Today, I don't think I have cried as much, ever, in my life.
It is truly horrid.
When you finally realise that she's never coming back.
Going to my Nana's funeral was a heart-breaking moment and I have never felt anything like it in my whole life. I could not stop crying the whole way through the service, every little bit reminder me of her. The hymns, the poem, the eulogy and the worst part, was that her coffin was right there, next to me.
We had to bury her during the process. This was my first ever funeral so I had no idea what you had to do so when I saw it, I broke.
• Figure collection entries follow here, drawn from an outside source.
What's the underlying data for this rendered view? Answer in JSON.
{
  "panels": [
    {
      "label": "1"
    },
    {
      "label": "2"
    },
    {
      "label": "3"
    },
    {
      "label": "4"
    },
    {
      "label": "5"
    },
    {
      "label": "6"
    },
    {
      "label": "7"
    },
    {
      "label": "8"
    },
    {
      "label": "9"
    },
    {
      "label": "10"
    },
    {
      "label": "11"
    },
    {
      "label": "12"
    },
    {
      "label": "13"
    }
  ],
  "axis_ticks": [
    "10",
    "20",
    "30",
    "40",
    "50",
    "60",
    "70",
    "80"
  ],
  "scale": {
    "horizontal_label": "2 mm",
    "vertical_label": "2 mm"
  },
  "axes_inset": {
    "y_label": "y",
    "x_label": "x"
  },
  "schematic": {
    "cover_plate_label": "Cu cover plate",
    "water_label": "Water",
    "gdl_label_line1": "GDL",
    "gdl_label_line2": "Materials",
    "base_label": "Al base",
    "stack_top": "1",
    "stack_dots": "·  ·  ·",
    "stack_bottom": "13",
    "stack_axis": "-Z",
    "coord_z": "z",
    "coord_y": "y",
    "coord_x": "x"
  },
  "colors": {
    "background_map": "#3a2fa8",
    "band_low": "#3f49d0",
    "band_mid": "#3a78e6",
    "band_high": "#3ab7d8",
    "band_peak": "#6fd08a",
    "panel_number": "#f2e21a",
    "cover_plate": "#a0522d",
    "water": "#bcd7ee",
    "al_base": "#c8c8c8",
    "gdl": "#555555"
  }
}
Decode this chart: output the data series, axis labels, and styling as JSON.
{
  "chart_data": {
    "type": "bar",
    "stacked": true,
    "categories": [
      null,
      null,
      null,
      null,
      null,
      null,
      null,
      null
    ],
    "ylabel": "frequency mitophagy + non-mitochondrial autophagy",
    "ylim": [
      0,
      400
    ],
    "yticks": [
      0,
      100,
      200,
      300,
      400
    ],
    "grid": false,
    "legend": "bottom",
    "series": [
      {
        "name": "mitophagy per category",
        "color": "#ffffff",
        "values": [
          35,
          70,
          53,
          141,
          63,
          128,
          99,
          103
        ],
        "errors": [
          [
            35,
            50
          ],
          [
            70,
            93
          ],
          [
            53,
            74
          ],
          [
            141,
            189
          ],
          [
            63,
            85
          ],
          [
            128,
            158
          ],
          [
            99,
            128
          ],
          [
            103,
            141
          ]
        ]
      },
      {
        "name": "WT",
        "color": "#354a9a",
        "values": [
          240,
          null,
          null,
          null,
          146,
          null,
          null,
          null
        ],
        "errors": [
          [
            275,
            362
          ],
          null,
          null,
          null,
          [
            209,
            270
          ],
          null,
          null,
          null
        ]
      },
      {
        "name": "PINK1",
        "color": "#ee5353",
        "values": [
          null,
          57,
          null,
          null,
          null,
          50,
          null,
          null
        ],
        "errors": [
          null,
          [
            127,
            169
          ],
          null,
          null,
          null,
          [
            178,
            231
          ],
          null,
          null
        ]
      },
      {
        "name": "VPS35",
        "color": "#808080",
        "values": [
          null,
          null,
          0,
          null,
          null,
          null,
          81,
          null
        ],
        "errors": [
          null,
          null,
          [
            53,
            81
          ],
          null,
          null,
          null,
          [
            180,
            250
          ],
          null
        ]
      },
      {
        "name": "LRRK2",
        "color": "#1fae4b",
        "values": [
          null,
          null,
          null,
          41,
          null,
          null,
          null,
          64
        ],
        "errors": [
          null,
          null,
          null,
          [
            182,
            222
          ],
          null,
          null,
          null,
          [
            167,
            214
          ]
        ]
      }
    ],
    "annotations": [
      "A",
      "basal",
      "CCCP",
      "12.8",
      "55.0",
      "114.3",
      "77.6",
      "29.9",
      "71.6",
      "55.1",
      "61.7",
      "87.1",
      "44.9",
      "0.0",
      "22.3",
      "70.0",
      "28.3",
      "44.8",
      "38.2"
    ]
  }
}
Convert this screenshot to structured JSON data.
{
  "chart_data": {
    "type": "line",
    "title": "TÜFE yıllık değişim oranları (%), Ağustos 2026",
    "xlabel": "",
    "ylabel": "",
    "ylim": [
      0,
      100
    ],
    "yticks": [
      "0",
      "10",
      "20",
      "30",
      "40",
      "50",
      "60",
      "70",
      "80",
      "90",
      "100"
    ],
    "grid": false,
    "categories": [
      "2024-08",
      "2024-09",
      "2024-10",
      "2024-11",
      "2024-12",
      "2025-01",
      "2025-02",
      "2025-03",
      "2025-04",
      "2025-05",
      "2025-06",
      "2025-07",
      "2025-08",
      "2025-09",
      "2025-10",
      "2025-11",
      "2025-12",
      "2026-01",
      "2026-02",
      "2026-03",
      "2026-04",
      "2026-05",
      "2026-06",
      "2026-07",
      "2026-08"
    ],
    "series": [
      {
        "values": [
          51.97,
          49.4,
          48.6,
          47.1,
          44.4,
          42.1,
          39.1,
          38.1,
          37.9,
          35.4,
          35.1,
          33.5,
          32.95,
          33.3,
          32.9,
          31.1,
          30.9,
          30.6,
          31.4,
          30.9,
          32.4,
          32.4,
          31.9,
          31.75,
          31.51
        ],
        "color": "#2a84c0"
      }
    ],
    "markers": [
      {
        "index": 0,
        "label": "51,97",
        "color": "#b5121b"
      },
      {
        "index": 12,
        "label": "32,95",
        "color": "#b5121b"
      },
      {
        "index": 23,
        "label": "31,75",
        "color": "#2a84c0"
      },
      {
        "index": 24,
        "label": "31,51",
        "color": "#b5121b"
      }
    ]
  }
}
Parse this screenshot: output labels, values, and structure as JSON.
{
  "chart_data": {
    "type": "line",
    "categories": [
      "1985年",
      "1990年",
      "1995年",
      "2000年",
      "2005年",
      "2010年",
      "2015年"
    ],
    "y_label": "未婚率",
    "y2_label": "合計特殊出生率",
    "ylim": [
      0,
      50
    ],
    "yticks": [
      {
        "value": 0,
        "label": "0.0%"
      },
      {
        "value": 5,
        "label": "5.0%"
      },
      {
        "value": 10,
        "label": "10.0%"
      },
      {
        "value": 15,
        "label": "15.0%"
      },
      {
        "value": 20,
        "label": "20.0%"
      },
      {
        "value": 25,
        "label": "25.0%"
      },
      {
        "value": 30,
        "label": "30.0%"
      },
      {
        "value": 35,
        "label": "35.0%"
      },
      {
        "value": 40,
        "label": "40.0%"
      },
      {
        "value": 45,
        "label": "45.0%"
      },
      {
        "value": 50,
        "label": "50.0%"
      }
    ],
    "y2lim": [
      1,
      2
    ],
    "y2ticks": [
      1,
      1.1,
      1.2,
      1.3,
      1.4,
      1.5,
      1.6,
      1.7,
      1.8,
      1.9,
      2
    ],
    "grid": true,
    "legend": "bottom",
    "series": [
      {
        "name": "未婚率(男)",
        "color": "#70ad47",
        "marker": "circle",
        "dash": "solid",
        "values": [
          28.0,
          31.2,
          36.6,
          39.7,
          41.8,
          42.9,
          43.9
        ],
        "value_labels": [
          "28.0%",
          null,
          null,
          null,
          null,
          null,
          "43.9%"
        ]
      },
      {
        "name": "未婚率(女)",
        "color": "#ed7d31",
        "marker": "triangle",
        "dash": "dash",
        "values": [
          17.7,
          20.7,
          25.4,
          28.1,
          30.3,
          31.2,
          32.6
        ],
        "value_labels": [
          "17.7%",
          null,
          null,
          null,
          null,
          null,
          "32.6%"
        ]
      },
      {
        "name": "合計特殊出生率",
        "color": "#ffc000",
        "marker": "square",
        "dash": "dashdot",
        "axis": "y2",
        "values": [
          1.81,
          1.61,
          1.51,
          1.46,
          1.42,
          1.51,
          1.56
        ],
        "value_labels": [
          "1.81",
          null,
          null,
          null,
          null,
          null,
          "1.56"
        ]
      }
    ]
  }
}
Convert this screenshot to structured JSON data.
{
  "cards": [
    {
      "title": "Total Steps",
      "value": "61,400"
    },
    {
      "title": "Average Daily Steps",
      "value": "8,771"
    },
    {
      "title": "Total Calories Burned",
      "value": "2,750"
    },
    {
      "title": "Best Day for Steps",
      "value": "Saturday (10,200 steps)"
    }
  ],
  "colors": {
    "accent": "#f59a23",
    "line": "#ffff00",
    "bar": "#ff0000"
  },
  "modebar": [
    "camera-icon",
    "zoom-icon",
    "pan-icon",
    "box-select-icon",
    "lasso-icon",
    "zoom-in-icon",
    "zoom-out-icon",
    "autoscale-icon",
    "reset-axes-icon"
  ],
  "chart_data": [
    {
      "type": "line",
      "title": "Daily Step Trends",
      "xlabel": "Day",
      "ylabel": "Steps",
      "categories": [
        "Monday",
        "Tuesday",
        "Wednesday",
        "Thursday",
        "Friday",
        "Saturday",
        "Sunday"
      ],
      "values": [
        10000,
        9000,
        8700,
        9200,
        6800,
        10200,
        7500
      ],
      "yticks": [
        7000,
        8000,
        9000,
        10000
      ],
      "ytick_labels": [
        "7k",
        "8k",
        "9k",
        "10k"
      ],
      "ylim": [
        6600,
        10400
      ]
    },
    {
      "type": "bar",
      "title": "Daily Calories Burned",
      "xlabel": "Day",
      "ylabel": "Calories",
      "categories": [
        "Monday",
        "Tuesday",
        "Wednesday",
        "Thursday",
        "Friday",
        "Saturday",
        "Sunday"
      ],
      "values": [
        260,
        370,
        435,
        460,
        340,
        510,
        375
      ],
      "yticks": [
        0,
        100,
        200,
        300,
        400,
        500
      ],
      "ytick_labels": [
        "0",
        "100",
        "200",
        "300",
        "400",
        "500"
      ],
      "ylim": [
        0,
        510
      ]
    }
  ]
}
At this point, I realised that she and finally gone, and is never coming back. And I don't want that.
Geese, I am crying now!
I just want her back, you know. She made so many memories in my head which I will treasure forever and her affection towards me I will never forget. She was amazing and I love her.
The thing that I think made it that bit better than it is, is the fact that I actually got to say goodbye. Geese, that day was hard. She was ill, really ill, and she didn't know it. It was a brain injury and she thought she was going home soon. It was awful.
At the end, I just said goodbye, kissed her and left and fell into a puddle of tears. I didn't cry in front of her because she thought there was nothing wrong, when in fact, she wasn't going to be there much longer.
It still hurts now, like a heartache. I have never felt this way before.
But as I am writing about my beloved Nana, I just want to say something to her, if you guys don't mind.
I have loved you for 1000 years, and I will love you for 1000 more. Goodbye x
In loving memory of my dearest Nana, I dedicate this blog to her.